Critiques, revisions and editing are different. My friend Jordan suggested a change to the first draft of The Mark of Vurth that was, quite simply, a brilliant idea which ended up shaping the entire book. I also like having an agent’s or editor’s input, because the creative details rarely if ever get changed, and I’m flexible plot-wise.
Besides, when doing revisions or editing, writers are still in charge. An editor will point out when something doesn’t work, but won’t step in there to rewrite it. The characters and the world and the events are still mine. All mine! My precioussss…
2. Deadlines and expectations
I’ve been planning for months to write the sequel to Before the Storm, During the Fire, over the summer. So being the Type A personality that I am, I wrote 93K words over five weeks, ending up so exhausted that I slept for most of the weekend (and still feel kind of fuzzy). But I completed it. Made my self-imposed deadline.

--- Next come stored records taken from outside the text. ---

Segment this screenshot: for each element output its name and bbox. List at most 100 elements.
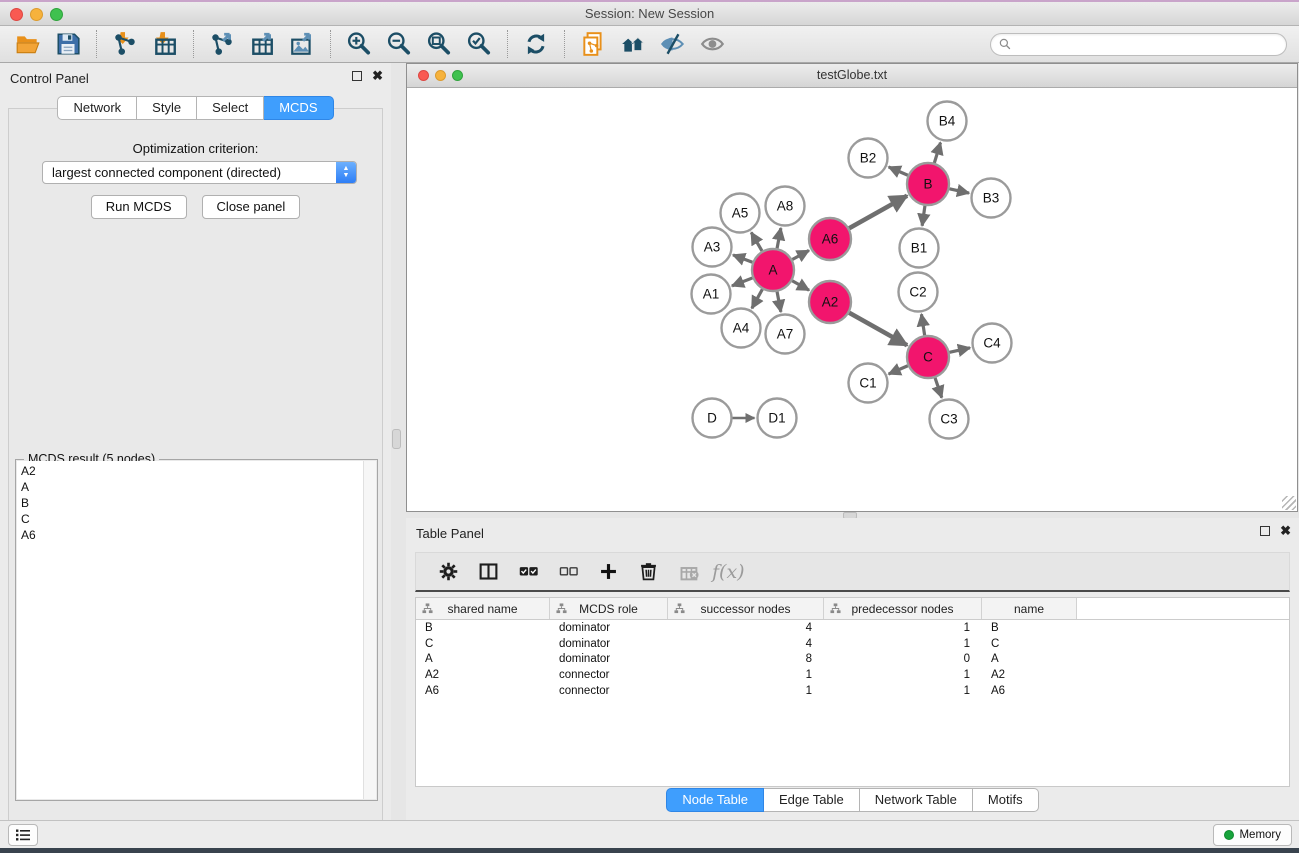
graph-node-C[interactable]: C <box>907 336 949 378</box>
zoom-selected-button[interactable] <box>459 29 499 59</box>
graph-node-D[interactable]: D <box>693 399 732 438</box>
result-list-scrollbar[interactable] <box>363 461 376 799</box>
mcds-result-list[interactable]: A2ABCA6 <box>17 461 363 799</box>
network-canvas[interactable]: B4B2BB3A5A8A6A3B1AA1C2A2A4A7CC4C1C3DD1 <box>407 88 1297 511</box>
result-list-item[interactable]: A6 <box>21 527 363 543</box>
run-mcds-button[interactable]: Run MCDS <box>91 195 187 219</box>
column-header-shared-name[interactable]: shared name <box>416 598 550 619</box>
graph-node-A2[interactable]: A2 <box>809 281 851 323</box>
graph-node-A7[interactable]: A7 <box>766 315 805 354</box>
graph-node-B1[interactable]: B1 <box>900 229 939 268</box>
table-cell[interactable]: C <box>416 638 550 650</box>
column-header-successor-nodes[interactable]: successor nodes <box>668 598 824 619</box>
result-list-item[interactable]: C <box>21 511 363 527</box>
zoom-in-button[interactable] <box>339 29 379 59</box>
table-cell[interactable]: connector <box>550 685 668 697</box>
tab-select[interactable]: Select <box>197 96 264 120</box>
graph-node-A3[interactable]: A3 <box>693 228 732 267</box>
table-cell[interactable]: C <box>982 638 1077 650</box>
tab-style[interactable]: Style <box>137 96 197 120</box>
function-builder-button[interactable]: f(x) <box>712 561 745 583</box>
vertical-splitter-handle[interactable] <box>392 429 401 449</box>
table-cell[interactable]: 1 <box>824 669 982 681</box>
table-cell[interactable]: B <box>982 622 1077 634</box>
table-cell[interactable]: connector <box>550 669 668 681</box>
table-cell[interactable]: A <box>982 653 1077 665</box>
first-neighbors-button[interactable] <box>613 29 653 59</box>
column-header-MCDS-role[interactable]: MCDS role <box>550 598 668 619</box>
network-minimize-button[interactable] <box>435 70 446 81</box>
show-all-button[interactable] <box>693 29 733 59</box>
graph-node-D1[interactable]: D1 <box>758 399 797 438</box>
table-row[interactable]: A2connector11A2 <box>416 667 1289 683</box>
graph-node-A8[interactable]: A8 <box>766 187 805 226</box>
export-network-button[interactable] <box>202 29 242 59</box>
close-window-button[interactable] <box>10 8 23 21</box>
tab-node-table[interactable]: Node Table <box>666 788 764 812</box>
split-columns-button[interactable] <box>468 555 508 589</box>
table-cell[interactable]: A6 <box>982 685 1077 697</box>
table-cell[interactable]: 4 <box>668 638 824 650</box>
graph-node-A6[interactable]: A6 <box>809 218 851 260</box>
table-row[interactable]: Cdominator41C <box>416 636 1289 652</box>
table-cell[interactable]: 1 <box>824 638 982 650</box>
float-panel-icon[interactable] <box>352 71 362 81</box>
hide-selected-button[interactable] <box>653 29 693 59</box>
graph-node-C2[interactable]: C2 <box>899 273 938 312</box>
graph-node-A5[interactable]: A5 <box>721 194 760 233</box>
network-close-button[interactable] <box>418 70 429 81</box>
table-cell[interactable]: 4 <box>668 622 824 634</box>
column-header-predecessor-nodes[interactable]: predecessor nodes <box>824 598 982 619</box>
tab-mcds[interactable]: MCDS <box>264 96 333 120</box>
open-folder-button[interactable] <box>8 29 48 59</box>
close-table-panel-icon[interactable]: ✖ <box>1280 526 1291 536</box>
tab-network[interactable]: Network <box>57 96 137 120</box>
minimize-window-button[interactable] <box>30 8 43 21</box>
export-image-button[interactable] <box>282 29 322 59</box>
graph-node-A1[interactable]: A1 <box>692 275 731 314</box>
table-cell[interactable]: B <box>416 622 550 634</box>
float-table-panel-icon[interactable] <box>1260 526 1270 536</box>
delete-column-button[interactable] <box>628 555 668 589</box>
table-cell[interactable]: dominator <box>550 653 668 665</box>
table-cell[interactable]: 0 <box>824 653 982 665</box>
table-cell[interactable]: A2 <box>416 669 550 681</box>
graph-node-B[interactable]: B <box>907 163 949 205</box>
window-resize-grip[interactable] <box>1282 496 1296 510</box>
graph-node-B3[interactable]: B3 <box>972 179 1011 218</box>
table-cell[interactable]: A <box>416 653 550 665</box>
close-panel-icon[interactable]: ✖ <box>372 71 383 81</box>
network-zoom-button[interactable] <box>452 70 463 81</box>
graph-node-B4[interactable]: B4 <box>928 102 967 141</box>
deselect-all-button[interactable] <box>548 555 588 589</box>
graph-node-C4[interactable]: C4 <box>973 324 1012 363</box>
table-cell[interactable]: 1 <box>824 622 982 634</box>
tab-network-table[interactable]: Network Table <box>860 788 973 812</box>
result-list-item[interactable]: A2 <box>21 463 363 479</box>
result-list-item[interactable]: B <box>21 495 363 511</box>
graph-node-A4[interactable]: A4 <box>722 309 761 348</box>
save-button[interactable] <box>48 29 88 59</box>
table-row[interactable]: A6connector11A6 <box>416 683 1289 699</box>
tab-motifs[interactable]: Motifs <box>973 788 1039 812</box>
table-row[interactable]: Bdominator41B <box>416 620 1289 636</box>
new-network-from-selection-button[interactable] <box>573 29 613 59</box>
import-network-button[interactable] <box>105 29 145 59</box>
export-table-button[interactable] <box>242 29 282 59</box>
graph-node-C3[interactable]: C3 <box>930 400 969 439</box>
import-table-button[interactable] <box>145 29 185 59</box>
table-cell[interactable]: A2 <box>982 669 1077 681</box>
tab-edge-table[interactable]: Edge Table <box>764 788 860 812</box>
table-row[interactable]: Adominator80A <box>416 652 1289 668</box>
column-header-name[interactable]: name <box>982 598 1077 619</box>
zoom-out-button[interactable] <box>379 29 419 59</box>
gear-button[interactable] <box>428 555 468 589</box>
close-panel-button[interactable]: Close panel <box>202 195 301 219</box>
network-graph[interactable]: B4B2BB3A5A8A6A3B1AA1C2A2A4A7CC4C1C3DD1 <box>407 88 1297 511</box>
add-column-button[interactable] <box>588 555 628 589</box>
table-cell[interactable]: A6 <box>416 685 550 697</box>
graph-node-B2[interactable]: B2 <box>849 139 888 178</box>
search-input[interactable] <box>1016 37 1278 51</box>
refresh-button[interactable] <box>516 29 556 59</box>
zoom-fit-button[interactable] <box>419 29 459 59</box>
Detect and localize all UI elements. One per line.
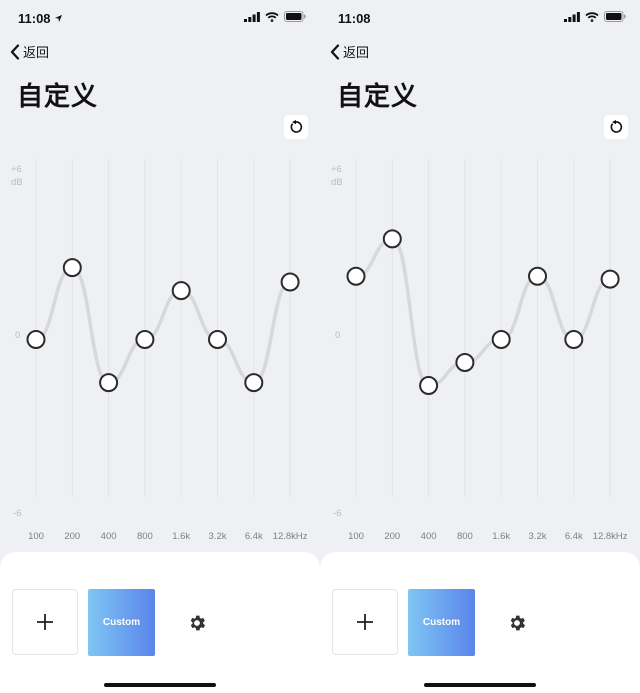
eq-band-handle[interactable] xyxy=(455,353,475,372)
frequency-label: 12.8kHz xyxy=(593,531,628,542)
back-label: 返回 xyxy=(23,45,50,60)
eq-band-handle[interactable] xyxy=(600,269,620,289)
frequency-label: 400 xyxy=(101,531,117,542)
back-label: 返回 xyxy=(343,45,370,60)
eq-curve xyxy=(35,265,291,385)
db-zero-label: 0 xyxy=(335,330,340,341)
frequency-label: 200 xyxy=(384,531,400,542)
db-unit-label: dB xyxy=(331,177,343,188)
phone-screen-left: 11:08 返回 自定义 +6 dB 0 -6 100 200 400 800 … xyxy=(0,0,320,693)
eq-band-handle[interactable] xyxy=(382,229,402,249)
eq-band-handle[interactable] xyxy=(135,330,155,349)
signal-icon xyxy=(244,11,260,22)
frequency-label: 1.6k xyxy=(172,531,190,542)
location-arrow-icon xyxy=(54,14,62,23)
home-indicator xyxy=(424,683,536,687)
reset-button[interactable] xyxy=(604,115,628,139)
db-max-label: +6 xyxy=(11,164,22,175)
preset-panel: Custom xyxy=(0,552,320,693)
eq-band-handle[interactable] xyxy=(491,330,511,349)
eq-band-handle[interactable] xyxy=(564,330,584,349)
eq-band-handle[interactable] xyxy=(62,258,82,278)
eq-band-handle[interactable] xyxy=(171,281,191,301)
status-time: 11:08 xyxy=(18,11,51,26)
back-button[interactable]: 返回 xyxy=(330,42,369,61)
frequency-label: 800 xyxy=(137,531,153,542)
battery-icon xyxy=(604,11,626,22)
reset-icon xyxy=(290,120,303,133)
db-min-label: -6 xyxy=(333,508,341,519)
db-unit-label: dB xyxy=(11,177,23,188)
wifi-icon xyxy=(265,11,279,22)
eq-band-handle[interactable] xyxy=(419,376,439,395)
back-button[interactable]: 返回 xyxy=(10,42,49,61)
frequency-label: 6.4k xyxy=(565,531,583,542)
frequency-label: 3.2k xyxy=(529,531,547,542)
eq-band-handle[interactable] xyxy=(99,373,119,393)
frequency-label: 100 xyxy=(348,531,364,542)
reset-icon xyxy=(610,120,623,133)
home-indicator xyxy=(104,683,216,687)
db-max-label: +6 xyxy=(331,164,342,175)
chevron-left-icon xyxy=(330,43,340,60)
frequency-label: 400 xyxy=(421,531,437,542)
eq-band-handle[interactable] xyxy=(26,330,46,349)
page-title: 自定义 xyxy=(337,81,419,111)
status-bar: 11:08 xyxy=(320,0,640,38)
gear-icon xyxy=(510,615,526,631)
signal-icon xyxy=(564,11,580,22)
page-title: 自定义 xyxy=(17,81,99,111)
plus-icon xyxy=(37,614,53,630)
plus-icon xyxy=(357,614,373,630)
eq-band-handle[interactable] xyxy=(346,266,366,286)
frequency-label: 12.8kHz xyxy=(273,531,308,542)
eq-curve xyxy=(355,237,611,388)
status-time-group: 11:08 xyxy=(18,11,63,26)
status-icons xyxy=(564,11,626,22)
chevron-left-icon xyxy=(10,43,20,60)
status-icons xyxy=(244,11,306,22)
frequency-label: 200 xyxy=(64,531,80,542)
settings-button[interactable] xyxy=(185,611,209,635)
eq-band-handle[interactable] xyxy=(280,272,300,292)
phone-screen-right: 11:08 返回 自定义 +6 dB 0 -6 100 200 400 800 … xyxy=(320,0,640,693)
frequency-label: 800 xyxy=(457,531,473,542)
battery-icon xyxy=(284,11,306,22)
eq-chart[interactable]: +6 dB 0 -6 100 200 400 800 1.6k 3.2k 6.4k 12.8k… xyxy=(320,155,640,550)
status-time-group: 11:08 xyxy=(338,11,371,26)
frequency-label: 100 xyxy=(28,531,44,542)
preset-custom-button[interactable]: Custom xyxy=(408,589,475,656)
frequency-label: 1.6k xyxy=(492,531,510,542)
eq-chart[interactable]: +6 dB 0 -6 100 200 400 800 1.6k 3.2k 6.4k 12.8k… xyxy=(0,155,320,550)
reset-button[interactable] xyxy=(284,115,308,139)
wifi-icon xyxy=(585,11,599,22)
preset-custom-button[interactable]: Custom xyxy=(88,589,155,656)
settings-button[interactable] xyxy=(505,611,529,635)
frequency-label: 6.4k xyxy=(245,531,263,542)
add-preset-button[interactable] xyxy=(12,589,78,655)
add-preset-button[interactable] xyxy=(332,589,398,655)
eq-band-handle[interactable] xyxy=(244,373,264,393)
frequency-label: 3.2k xyxy=(209,531,227,542)
db-zero-label: 0 xyxy=(15,330,20,341)
eq-band-handle[interactable] xyxy=(208,330,227,349)
status-time: 11:08 xyxy=(338,11,371,26)
preset-panel: Custom xyxy=(320,552,640,693)
status-bar: 11:08 xyxy=(0,0,320,38)
gear-icon xyxy=(190,615,206,631)
eq-band-handle[interactable] xyxy=(528,266,547,286)
db-min-label: -6 xyxy=(13,508,21,519)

But could I realistically expect that from another person? I was able to do little except drink tea and write for days on end because I didn’t have school, didn’t have work and didn’t have a family to take care of. When you work with another person, you have to keep their schedule in mind as well – and what if that other person has problems that delay their share of the work?
Not to mention that it’s best to have a contract between co-authors that defines who owns what, how the royalties are to be divided, etc. and that’s just too much hassle for me, especially if I can manage the book on my own.
So these are my own reasons for my choice. But I would love to hear from other writers on this topic. Would you ever collaborate with someone else, or have you already done so? What are your thoughts on it?